The Administration Reacts
Tufts University President Burton C. Hallowell and his fellow university administrators experienced pressure from all quarters during the course of the Lewis Hall construction agitation. The Afro-American Society of Tufts University took the lead in applying this pressure in November 1969, communicating demands for equal employment opportunity at the construction site directly to President Hallowell’s office and liaising with other groups in the Boston area to present a united front to the Tufts administration. Other members of the Tufts community, both individually and in groups, expressed their solidarity with the demands of the Afro-American Society to the administration. Faculty, graduate students, and undergraduate students representing a wide range of schools and departments from Arts &Sciences to the School of Medicine petitioned President Hallowell in writing and in person to meet the demands for increased minority employment on the Lewis Hall construction site and all future construction work. The widespread campus unrest and discontent with the unfair hiring practices of the Volpe Construction Company (the principal contractor on the construction site) and the construction industry in the Boston area in general ultimately led Massachusetts Attorney General Robert Quinn to summon Hallowell and other university presidents in the state to a meeting on December 5, ’69 to work toward a resolution to the problem.

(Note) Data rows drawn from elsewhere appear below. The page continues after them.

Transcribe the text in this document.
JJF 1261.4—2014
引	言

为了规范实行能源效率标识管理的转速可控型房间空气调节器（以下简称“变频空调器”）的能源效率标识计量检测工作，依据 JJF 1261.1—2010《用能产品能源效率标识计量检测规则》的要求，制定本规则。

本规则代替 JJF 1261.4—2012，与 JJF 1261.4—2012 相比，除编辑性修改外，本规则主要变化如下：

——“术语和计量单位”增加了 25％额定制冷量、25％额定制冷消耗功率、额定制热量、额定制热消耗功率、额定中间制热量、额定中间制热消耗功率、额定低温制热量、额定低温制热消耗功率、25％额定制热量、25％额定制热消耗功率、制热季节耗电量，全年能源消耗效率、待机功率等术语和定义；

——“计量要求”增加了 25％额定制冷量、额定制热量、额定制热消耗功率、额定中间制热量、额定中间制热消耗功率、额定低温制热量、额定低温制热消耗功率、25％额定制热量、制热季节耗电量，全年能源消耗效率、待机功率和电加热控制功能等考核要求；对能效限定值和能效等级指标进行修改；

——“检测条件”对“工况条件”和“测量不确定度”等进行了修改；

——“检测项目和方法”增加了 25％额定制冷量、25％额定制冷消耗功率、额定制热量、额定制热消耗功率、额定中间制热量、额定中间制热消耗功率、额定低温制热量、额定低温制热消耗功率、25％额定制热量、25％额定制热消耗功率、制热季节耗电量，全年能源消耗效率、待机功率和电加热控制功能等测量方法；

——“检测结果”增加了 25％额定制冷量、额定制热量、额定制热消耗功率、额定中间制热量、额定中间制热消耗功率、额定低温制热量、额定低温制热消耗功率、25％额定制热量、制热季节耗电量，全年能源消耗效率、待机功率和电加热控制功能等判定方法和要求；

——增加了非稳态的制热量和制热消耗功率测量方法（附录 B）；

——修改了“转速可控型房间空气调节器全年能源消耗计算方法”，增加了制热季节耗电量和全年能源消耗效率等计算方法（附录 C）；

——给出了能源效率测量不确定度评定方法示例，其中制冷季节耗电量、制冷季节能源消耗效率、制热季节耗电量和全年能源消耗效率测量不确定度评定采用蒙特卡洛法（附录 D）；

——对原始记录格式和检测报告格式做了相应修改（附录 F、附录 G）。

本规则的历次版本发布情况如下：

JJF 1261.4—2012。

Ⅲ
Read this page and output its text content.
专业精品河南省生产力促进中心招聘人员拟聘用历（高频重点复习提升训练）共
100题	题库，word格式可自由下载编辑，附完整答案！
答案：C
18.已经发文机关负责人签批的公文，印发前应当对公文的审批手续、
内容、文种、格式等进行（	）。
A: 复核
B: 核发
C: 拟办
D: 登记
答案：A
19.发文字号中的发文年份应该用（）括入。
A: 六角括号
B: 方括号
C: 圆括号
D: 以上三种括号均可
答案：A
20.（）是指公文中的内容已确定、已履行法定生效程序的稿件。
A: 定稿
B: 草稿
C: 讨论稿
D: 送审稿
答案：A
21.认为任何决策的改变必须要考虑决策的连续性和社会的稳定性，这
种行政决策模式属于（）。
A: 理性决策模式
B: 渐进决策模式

President Hallowell’s administration took some tentative steps to meet the demands of the Afro-American Society and their allies. Tufts University filed suit against the Volpe Construction Company in November ’69 for its failure to comply with federal hiring laws. Volpe responded with a countersuit. President Hallowell himself played a direct role in evaluating the number of minority workers employed on the construction site, and on February 5, 1970, the university announced the formation of the Equal Employment Advancement Committee to increase minority employment at the university and among contractors hired by the university. These efforts notwithstanding, the construction of Lewis Hall remained woefully understaffed by minority workers even several months later. As for the lawsuit against Volpe, Tufts University ultimately dropped it in 1974.